I feel that our physical fitness program should serve to awaken interest among young people and their elders to look into all available sources of material. They should know how to eat better food (which is what we mean by nutrition) and how to take such exercise and live in such a way that they will be able to stand physical strains. At the same time, they should build within themselves the kind of resistance needed for the long sustained anxiety of a period of emergency.

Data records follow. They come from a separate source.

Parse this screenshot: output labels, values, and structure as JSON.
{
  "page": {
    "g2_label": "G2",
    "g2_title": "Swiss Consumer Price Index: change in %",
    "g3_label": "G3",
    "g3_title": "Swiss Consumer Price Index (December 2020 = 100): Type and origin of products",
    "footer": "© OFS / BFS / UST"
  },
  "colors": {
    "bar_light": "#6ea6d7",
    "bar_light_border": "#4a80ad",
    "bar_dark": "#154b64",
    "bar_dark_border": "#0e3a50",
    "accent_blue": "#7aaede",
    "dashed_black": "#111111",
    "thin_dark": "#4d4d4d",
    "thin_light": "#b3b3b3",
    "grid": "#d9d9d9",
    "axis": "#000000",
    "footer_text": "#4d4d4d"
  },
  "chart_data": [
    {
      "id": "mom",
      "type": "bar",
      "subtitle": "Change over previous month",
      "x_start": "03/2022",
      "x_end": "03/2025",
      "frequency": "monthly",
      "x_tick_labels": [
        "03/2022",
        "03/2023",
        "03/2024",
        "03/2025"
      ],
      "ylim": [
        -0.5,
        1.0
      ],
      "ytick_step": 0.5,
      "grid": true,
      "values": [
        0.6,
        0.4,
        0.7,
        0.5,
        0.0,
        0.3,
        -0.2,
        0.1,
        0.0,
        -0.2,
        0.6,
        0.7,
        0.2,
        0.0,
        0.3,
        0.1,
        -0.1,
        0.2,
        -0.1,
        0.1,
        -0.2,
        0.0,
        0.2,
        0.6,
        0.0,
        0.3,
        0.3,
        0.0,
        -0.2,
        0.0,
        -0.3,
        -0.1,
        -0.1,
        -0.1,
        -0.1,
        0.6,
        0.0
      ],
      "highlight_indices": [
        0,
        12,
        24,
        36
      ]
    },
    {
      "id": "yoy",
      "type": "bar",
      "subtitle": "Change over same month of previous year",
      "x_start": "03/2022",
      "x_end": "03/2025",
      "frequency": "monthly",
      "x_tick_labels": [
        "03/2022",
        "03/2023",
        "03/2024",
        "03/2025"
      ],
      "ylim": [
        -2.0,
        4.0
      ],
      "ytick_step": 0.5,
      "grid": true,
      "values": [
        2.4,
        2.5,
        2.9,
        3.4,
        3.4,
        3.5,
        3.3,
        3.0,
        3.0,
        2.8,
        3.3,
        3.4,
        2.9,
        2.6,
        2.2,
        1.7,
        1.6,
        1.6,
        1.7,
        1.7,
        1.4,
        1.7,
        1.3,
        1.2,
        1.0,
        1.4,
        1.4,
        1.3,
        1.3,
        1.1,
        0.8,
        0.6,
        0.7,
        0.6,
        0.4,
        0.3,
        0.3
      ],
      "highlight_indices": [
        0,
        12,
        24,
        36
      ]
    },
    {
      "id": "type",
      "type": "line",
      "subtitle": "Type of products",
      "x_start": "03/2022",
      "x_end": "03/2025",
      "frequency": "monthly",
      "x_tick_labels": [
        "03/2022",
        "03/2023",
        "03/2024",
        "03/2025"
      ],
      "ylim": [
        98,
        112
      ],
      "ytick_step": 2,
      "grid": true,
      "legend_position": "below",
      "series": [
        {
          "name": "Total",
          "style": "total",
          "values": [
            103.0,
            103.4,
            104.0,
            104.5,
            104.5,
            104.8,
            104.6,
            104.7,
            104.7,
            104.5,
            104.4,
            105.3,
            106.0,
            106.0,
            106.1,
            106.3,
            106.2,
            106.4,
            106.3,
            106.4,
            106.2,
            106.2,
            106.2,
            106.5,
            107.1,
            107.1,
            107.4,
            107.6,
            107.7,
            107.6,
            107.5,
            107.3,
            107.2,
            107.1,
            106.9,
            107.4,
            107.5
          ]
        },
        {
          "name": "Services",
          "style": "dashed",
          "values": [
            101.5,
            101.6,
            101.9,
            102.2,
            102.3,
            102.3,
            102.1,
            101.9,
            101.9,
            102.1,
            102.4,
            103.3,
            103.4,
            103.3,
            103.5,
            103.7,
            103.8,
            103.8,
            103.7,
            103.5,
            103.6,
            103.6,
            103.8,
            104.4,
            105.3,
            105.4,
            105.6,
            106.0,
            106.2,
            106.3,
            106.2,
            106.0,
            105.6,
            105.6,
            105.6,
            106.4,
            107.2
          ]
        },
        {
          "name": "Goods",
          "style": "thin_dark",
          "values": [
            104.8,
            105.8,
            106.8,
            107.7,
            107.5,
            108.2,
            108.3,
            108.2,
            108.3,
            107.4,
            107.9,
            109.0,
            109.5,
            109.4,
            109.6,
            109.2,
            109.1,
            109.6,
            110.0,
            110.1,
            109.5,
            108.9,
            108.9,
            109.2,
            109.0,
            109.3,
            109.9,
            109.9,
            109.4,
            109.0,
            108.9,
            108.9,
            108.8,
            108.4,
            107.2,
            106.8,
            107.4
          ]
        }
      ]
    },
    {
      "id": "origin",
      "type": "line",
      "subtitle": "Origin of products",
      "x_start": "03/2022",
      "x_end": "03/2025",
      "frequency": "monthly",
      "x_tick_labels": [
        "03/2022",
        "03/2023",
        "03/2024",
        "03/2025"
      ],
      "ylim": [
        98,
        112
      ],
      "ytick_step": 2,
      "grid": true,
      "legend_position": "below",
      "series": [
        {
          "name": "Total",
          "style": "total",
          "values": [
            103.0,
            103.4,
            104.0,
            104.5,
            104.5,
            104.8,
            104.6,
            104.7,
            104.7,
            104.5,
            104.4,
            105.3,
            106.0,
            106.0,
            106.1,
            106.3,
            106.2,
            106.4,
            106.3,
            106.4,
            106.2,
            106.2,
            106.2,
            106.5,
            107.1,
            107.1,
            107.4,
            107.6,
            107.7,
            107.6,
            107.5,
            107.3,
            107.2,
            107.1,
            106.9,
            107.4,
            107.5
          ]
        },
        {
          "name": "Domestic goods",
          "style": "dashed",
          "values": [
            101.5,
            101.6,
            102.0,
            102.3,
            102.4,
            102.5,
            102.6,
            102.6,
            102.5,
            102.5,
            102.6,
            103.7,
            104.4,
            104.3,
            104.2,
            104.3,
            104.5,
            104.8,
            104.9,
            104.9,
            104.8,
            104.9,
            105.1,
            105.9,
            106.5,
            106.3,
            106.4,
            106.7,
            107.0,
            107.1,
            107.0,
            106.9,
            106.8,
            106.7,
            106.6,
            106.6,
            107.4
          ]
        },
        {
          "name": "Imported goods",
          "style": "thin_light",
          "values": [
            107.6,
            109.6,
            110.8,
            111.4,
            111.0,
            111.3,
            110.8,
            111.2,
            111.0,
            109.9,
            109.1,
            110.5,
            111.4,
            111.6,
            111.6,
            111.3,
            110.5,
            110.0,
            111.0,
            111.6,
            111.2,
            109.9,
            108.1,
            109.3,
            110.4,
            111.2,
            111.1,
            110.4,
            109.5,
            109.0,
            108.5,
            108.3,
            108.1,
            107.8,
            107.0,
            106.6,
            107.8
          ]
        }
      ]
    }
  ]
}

Carl Sandburg has just sent our Office of Civilian Defense two short pledges, which I hope people will copy and carry around with them. The first is: "I pledge myself to be a little thoughtful every day about the meaning of freedom and how and why I am a citizen of a republic of free men and women, and how and why men and women toiled and fought yesterday for my freedom today."
If we bear this in mind, I think we shall have a greater sense of responsibility about the preservation of our freedoms today. We shall come to the celebration of December 15th, when I hope every person in this country will read the Bill of Rights again, with a greater sense of obligation to see that the freedoms therein listed, are truly freedoms enjoyed by every citizen of the United States.
Mr. Sandburg's second pledge reads as follows: "I pledge myself to do a little thinking every day about the need of discipline and how, in a time of national danger more than ever, my own rights as a citizen are tangled and interwoven with the rights of others and these rights always deserve a decent respect."